As if that wasn’t sufficiently embarrassing to a PM pilloried, by all and sundry, for looting the country and draining resources abroad, the country’s Chief Justice has castigated the ruling coterie for their regal style of governance which, in his words, is akin to monarchical rule.

On top of it, Imran refuses to be content with just a legal challenge to a beleaguered Nawaz. He has decided that justice against a corrupt mafia may be more quickly accomplished by taking his case to the people’s court. November 2 is his proclaimed D-Day to administer his popular coup de grace against Nawaz. His political network has drawn up plans to paralyse the government by shutting down its seat of power in Islamabad.

Two years ago, Imran had staged a similar massive sit-in in Islamabad which dragged on for 126 days and caused severe disruption. But it was suddenly called off in the wake of the terrorist attack at the Army Public School in Peshawar that saw 150 children massacred. This time around, Imran sounds more jingoistic and says the new sit-in will have Nawaz clean bowled. Imran’s votaries claim the case against Nawaz’ corruption and loot is water-tight in both courts, legal and public, and the robber-baron will be hoist on the Panama Leaks’ petard. However, Imran’s adversaries- and there are legions of them in the Nawaz camp-argue that he’s sounding robust and over-confident of his success because the powerful military establishment has tacitly endorsed his campaign to unseat Nawaz and haul him up on corruption charges.

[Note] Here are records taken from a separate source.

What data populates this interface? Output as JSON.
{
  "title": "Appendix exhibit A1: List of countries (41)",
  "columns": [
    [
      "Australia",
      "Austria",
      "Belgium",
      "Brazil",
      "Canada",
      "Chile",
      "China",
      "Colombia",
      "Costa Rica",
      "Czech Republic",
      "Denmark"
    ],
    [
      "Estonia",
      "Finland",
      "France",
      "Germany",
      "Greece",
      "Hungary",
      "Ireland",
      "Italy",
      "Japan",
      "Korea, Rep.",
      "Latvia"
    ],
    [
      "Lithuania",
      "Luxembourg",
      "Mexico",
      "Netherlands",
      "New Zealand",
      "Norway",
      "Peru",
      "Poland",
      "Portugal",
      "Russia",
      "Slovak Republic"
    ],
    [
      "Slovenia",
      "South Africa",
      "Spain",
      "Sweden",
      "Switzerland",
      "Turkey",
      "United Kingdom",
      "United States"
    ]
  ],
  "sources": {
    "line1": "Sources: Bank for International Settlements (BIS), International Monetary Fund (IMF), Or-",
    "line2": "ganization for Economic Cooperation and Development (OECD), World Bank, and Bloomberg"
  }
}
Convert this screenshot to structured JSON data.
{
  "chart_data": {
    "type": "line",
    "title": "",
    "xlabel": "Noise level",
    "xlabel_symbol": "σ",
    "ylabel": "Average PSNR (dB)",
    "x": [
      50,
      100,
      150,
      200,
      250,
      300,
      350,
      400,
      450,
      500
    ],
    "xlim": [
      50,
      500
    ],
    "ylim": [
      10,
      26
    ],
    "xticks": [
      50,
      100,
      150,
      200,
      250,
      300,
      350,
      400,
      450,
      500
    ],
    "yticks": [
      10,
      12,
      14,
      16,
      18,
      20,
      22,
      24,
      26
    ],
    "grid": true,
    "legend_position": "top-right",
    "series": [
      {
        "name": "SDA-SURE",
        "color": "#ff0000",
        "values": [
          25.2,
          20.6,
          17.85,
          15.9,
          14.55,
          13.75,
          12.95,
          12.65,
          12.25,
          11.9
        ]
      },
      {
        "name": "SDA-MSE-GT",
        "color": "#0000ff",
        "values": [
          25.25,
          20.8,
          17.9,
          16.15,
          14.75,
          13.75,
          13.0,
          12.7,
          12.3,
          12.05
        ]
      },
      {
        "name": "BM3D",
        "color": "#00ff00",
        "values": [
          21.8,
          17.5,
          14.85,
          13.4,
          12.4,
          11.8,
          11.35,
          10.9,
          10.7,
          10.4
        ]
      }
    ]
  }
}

The allegation of Imran being hand-in-glove with the generals may or may not be true. Some privy to both the camps — Imran’s and of the brass — contend that there is no love lost between them and the generals aren’t, exactly, enthused by the mercurial and maverick Imran. Be that as it may, Nawaz, off his own bat, seems to have wittingly or unwittingly alienated the power brokers in the military establishment in an episode that has all the ingredients of a suspense thriller. In the wake of the ongoing tense battle of nerves with India, Pakistan’s National Security Council-the apex body of civilians and generals charged with sensitive issues of national security-met in a closed-door session in Islamabad on October 6.

The following day, Dawn, Pakistan’s premier English daily, broke news, in a front page story, of a serious rift between NSC’s civilian and military components. The story claimed the civilians warning the brass that their overzealous and selective role in the fight against terrorism was isolating Pakistan, internationally. The NSC Leak, as it has been dubbed by the media, has quickly mushroomed into a national scandal of far more serious portents than Panama Leaks.

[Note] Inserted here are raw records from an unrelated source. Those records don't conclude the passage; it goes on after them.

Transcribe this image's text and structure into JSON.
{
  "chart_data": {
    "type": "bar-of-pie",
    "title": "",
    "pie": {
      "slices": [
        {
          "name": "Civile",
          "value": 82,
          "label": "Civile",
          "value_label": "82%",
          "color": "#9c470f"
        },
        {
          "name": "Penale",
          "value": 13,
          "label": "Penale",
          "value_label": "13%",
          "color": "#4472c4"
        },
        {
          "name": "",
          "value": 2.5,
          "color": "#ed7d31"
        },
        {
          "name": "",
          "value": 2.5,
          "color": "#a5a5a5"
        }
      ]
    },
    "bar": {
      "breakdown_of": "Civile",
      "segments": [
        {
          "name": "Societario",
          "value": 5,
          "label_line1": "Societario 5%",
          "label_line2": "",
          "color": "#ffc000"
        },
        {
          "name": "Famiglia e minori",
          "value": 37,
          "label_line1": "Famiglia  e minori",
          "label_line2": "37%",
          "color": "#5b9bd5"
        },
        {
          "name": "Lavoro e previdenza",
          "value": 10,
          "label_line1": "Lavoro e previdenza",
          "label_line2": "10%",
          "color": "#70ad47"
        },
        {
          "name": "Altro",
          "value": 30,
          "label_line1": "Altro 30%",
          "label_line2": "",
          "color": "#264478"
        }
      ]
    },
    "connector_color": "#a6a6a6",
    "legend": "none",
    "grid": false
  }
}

The question begging an answer all around — and most vociferously in the rambunctious media — is who leaked the gist of what had transpired in the closed-door session of the apex body charged with national security? Unlike the media, the military establishment may not be making headlines with the same question, but its studied silence looks more ominous and unsettling to the political barons who were part of the incamera session. Common sense says the brass wouldn’t leak a story that has them on the defensive.

Who else, but the civilians present at the conclave, could have had the bravado to undertake such a brazen act and leak to a select newspaper the story that makes a villain of the military brass to the whole world? Nawaz’ Interior Minister put up a bold face on camera to boast that his investigation would unearth the culprit, or culprits, within three days. He insisted to keep the Dawn reporter who’d authored the ‘leak’ on Exit Control List (ECL). However, the plot thickened when the Minister ate his own words and removed the impugned journalist’s name from ECL 12 hours later. Nawaz is tying himself into knots by failing to come clean on the cloak-and-dagger story in more than two weeks.

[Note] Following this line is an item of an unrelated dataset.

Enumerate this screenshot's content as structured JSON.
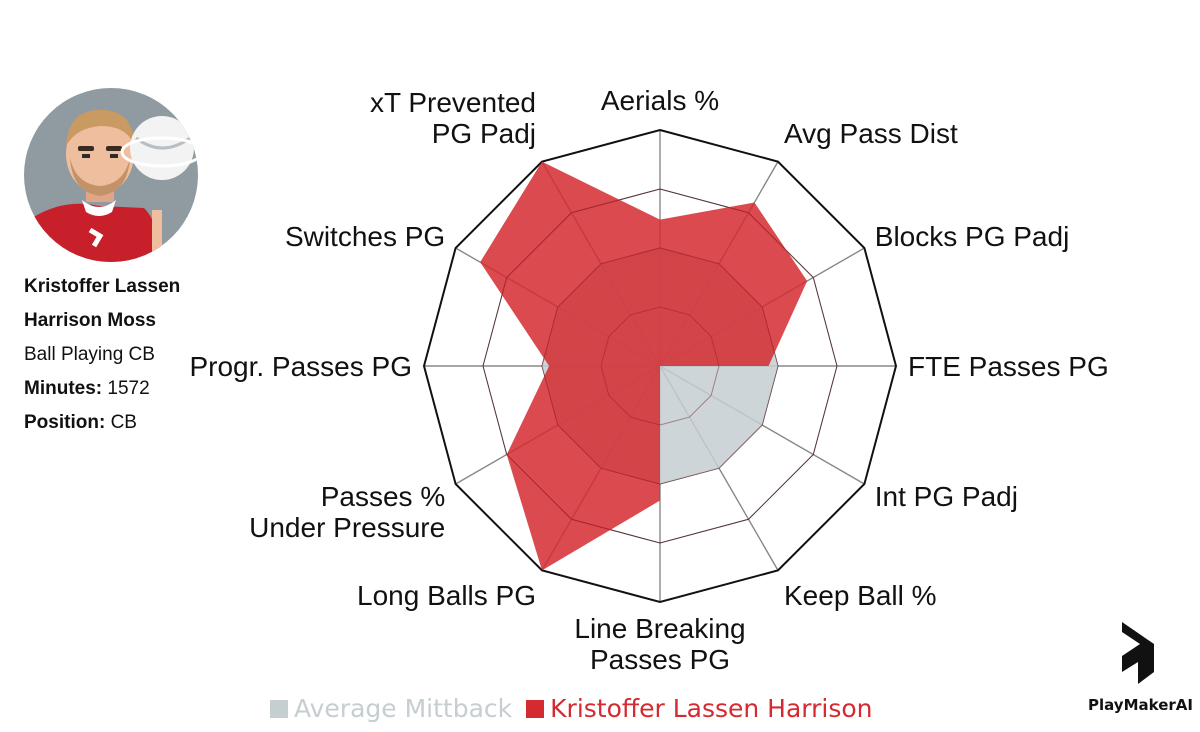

His failure to convince his political adversaries-and his nemeses in the military establishment, is threatening to implicate all the civilians, including him, in what many describe as the most embarrassing and potentially lethal ‘leak’ in Pakistan’s history. What puts Nawaz on the back-foot even more is the poor timing of the scandal: it has come while relations with India are at their nadir. Nawaz couldn’t be on a weaker wicket against powerful opponents.